Jesús, desde la Cruz, nos la entregó como Madre, dirigiéndose al apóstol san Juan y, en él, a toda la Iglesia y a toda la humanidad, cuando dijo: “«Mujer, ahí tienes a tu hijo». Después dice al discípulo: «Ahí tienes a tu madre»” (Jn 19,26-27). Y agrega el Evangelio: “Y desde aquella hora el discípulo la recibió en su casa”. Nos dejó esta herencia y la complacencia espiritual de tenerla y llevarla con nosotros como nuestra Madre, protectora e intercesora, que nos acompañe en el camino de la fe y nos conduzca siempre hacia su Hijo Jesucristo. María vino también a recordarnos algo esencial: que sin Dios el corazón humano se pierde, y que sólo la conversión, la oración y la paz nacida del Evangelio pueden salvar verdaderamente a la humanidad.

2. Hace 109 años, en 1917, en una pequeña aldea de Portugal llamada Fátima, la Virgen María se apareció a tres humildes pastorcitos: Lucía, Jacinta y Francisco. Dios escogió nuevamente a los pequeños, a los sencillos, a los pobres, para hablar al mundo entero. Así se cumple una vez más la Palabra del Señor: “Te doy gracias, Padre, porque has ocultado estas cosas a los sabios y entendidos, y las has revelado a los pequeños” (cf. Mt 11,25).

3. La Virgen vino en un tiempo de guerras, de odio, de violencia y de incertidumbre. Era el contexto de la Primera Guerra Mundial. Pero el mensaje de Fátima no quedó encerrado en aquel momento histórico. Su llamado sigue resonando hoy, en este año 2026, en medio de un mundo herido por conflictos, divisiones, violencias familiares, injusticias sociales, corrupción, narcotráfico, pobreza y tantas formas de sufrimiento humano.

4. En san Juan estamos representados todos nosotros. Jesús no quiso dejarnos huérfanos. Antes de entregar su espíritu, nos entregó a su propia Madre. María no es solamente una figura decorativa de la fe cristiana. Ella es verdaderamente Madre espiritual de la Iglesia y de cada uno de nosotros.

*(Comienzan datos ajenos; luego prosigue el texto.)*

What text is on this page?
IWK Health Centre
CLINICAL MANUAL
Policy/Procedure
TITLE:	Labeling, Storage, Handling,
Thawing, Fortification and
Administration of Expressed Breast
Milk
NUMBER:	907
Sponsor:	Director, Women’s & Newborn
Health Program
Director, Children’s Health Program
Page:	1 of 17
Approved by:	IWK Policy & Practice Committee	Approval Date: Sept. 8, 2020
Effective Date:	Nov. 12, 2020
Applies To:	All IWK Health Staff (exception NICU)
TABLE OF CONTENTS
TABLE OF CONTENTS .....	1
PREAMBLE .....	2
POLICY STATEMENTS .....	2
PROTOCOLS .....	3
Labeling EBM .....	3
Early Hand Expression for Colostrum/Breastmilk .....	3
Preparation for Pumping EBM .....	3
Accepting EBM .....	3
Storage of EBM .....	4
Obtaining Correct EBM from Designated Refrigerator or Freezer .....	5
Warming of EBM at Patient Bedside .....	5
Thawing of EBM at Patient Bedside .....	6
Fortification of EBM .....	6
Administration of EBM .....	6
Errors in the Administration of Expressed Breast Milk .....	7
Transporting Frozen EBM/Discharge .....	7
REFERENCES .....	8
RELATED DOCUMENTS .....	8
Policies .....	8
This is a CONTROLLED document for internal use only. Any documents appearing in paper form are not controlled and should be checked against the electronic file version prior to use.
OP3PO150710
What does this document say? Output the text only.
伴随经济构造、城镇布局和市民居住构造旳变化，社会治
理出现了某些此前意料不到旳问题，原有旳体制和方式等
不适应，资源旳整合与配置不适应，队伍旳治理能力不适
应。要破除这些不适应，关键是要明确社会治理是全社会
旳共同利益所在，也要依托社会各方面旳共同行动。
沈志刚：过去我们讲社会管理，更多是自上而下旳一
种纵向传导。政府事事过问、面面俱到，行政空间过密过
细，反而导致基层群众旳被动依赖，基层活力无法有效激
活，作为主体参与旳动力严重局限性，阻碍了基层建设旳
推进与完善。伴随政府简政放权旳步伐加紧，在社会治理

5. ¡Qué regalo tan grande nos dejó el Señor!

Cuando miramos a María descubrimos el modelo perfecto del discípulo fiel. Ella escuchó la Palabra de Dios y la puso en práctica. Ella dijo “Sí” al proyecto divino incluso sin comprenderlo plenamente. Su “Hágase en mí según tu palabra” abrió las puertas para la Encarnación del Hijo de Dios.

6. Cuánto necesita nuestro mundo mujeres y hombres capaces de decir también “sí” a Dios; jóvenes capaces de abrir el corazón al Evangelio; familias capaces de vivir la fidelidad, la reconciliación y el amor verdadero.

7. La Virgen de Fátima nos habla también de la familia. En la última aparición, los pastorcitos contemplaron la imagen de la Sagrada Familia. No es casualidad. María nos recuerda que la familia es un don precioso de Dios y que hoy está profundamente amenazada.

8. Vivimos tiempos donde muchas familias sufren la pobreza, la migración forzada, la violencia intrafamiliar, la desintegración, las adicciones y también ideologías que pretenden debilitar la identidad misma de la familia fundada sobre el amor fiel entre el hombre y la mujer y abierta al don de la vida.

9. Defender a la familia no es una cuestión ideológica. Es defender el corazón mismo de la sociedad y el futuro de nuestros pueblos.

Por eso necesitamos políticas públicas que fortalezcan verdaderamente a las familias: trabajo digno, vivienda, salud, educación de calidad, atención a los ancianos, oportunidades para los jóvenes y protección integral de los niños.

10. Pero también necesitamos hogares donde se vuelva a rezar, donde los padres bendigan a sus hijos, donde los hijos respeten a sus padres, donde el Evangelio vuelva a ocupar el centro de la vida cotidiana.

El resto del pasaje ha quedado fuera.